As questões sobre quem recebe o pagamento quando uma plataforma de mercado de previsão decide o que conta como vitória continuam a levar várias plataformas aos tribunais de Nova Iorque, sendo a mais recente a Polymarket.
Em março, a Kalshi enfrentou um processo por reter pagamentos no seu mercado “Ali Khamenei fora como Líder Supremo?”. Um demandante de Nova Iorque afirma que a exchange se apoiou numa “exclusão por morte” para evitar pagar. Agora, a Polymarket está a defender-se de um tipo de alegação semelhante.

Dois traders processaram agora a Polymarket no Supremo Tribunal do Estado de Nova Iorque em 3 de julho, alegando que a plataforma se recusou a resgatar ações vencedoras num mercado que perguntava se a Strategy venderia algum Bitcoin até 31 de maio de 2026.
O contrato disputado fazia parte de uma série recorrente que perguntava se a Strategy, anteriormente MicroStrategy, venderia algum dos seus Bitcoins até uma determinada data.

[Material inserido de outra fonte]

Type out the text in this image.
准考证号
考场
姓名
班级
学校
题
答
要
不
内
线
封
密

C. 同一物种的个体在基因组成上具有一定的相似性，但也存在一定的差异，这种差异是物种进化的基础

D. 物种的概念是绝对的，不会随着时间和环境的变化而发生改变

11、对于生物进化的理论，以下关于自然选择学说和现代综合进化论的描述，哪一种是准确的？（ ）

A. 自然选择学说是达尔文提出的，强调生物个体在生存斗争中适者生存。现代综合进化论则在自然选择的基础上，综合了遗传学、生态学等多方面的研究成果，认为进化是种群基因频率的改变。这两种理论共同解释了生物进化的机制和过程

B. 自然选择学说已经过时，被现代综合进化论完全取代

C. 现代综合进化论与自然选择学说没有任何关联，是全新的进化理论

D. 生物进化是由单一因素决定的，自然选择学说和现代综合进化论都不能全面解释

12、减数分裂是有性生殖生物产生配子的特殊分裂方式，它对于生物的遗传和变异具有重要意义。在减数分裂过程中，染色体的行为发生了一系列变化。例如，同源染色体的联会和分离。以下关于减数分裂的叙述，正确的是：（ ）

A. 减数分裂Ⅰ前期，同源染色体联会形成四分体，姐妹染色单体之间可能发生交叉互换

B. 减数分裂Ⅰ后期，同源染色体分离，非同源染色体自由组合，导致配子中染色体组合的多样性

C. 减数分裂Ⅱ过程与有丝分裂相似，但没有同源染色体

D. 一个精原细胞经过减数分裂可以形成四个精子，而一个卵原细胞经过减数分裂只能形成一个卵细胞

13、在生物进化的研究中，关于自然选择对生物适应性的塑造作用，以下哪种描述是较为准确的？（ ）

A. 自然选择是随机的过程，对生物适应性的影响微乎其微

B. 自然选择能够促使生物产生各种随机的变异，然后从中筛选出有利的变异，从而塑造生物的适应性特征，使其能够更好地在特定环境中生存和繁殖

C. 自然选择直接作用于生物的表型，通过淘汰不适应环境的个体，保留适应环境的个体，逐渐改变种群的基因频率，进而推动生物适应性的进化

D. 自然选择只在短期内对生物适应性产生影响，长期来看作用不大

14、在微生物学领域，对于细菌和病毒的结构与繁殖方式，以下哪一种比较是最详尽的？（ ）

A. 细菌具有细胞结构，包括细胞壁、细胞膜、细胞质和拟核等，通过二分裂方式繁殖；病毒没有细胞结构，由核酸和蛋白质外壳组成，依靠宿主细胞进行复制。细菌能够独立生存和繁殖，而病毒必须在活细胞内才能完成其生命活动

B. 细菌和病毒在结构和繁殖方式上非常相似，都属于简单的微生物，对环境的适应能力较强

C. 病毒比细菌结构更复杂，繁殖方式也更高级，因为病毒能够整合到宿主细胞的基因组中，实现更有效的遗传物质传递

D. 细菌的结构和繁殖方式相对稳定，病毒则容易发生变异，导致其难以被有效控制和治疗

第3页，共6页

Os demandantes, William Wood e Thomas Bush, afirmam que a Strategy vendeu, citando o próprio relatório regulatório da empresa de tesouraria de Bitcoin como prova. Também declararam que a Polymarket reescreveu os termos após o facto para resolver o contrato como “Não”.
Em 1 de junho, a Strategy apresentou um Formulário 8-K divulgando que vendeu 32 BTC entre 26 de maio e 31 de maio, a sua primeira alienação desde dezembro de 2022.
A venda valia cerca de 2,5 milhões de dólares, a um preço líquido médio de 77.135 dólares.
Wood e Bush afirmam que o 8-K, que o mercado nomeou como a sua principal fonte de resolução, resolveu a questão binária a favor do “Sim”.
No entanto, segundo a queixa, a Polymaket publicou uma linguagem de esclarecimento que mudou o contexto de saber se a Strategy vendeu Bitcoin até ao prazo para saber se a venda tinha sido confirmada publicamente até essa data.
Os demandantes afirmam que a Polymarket anulou o evento com base no momento da divulgação e não na negociação, que era o objeto do mercado.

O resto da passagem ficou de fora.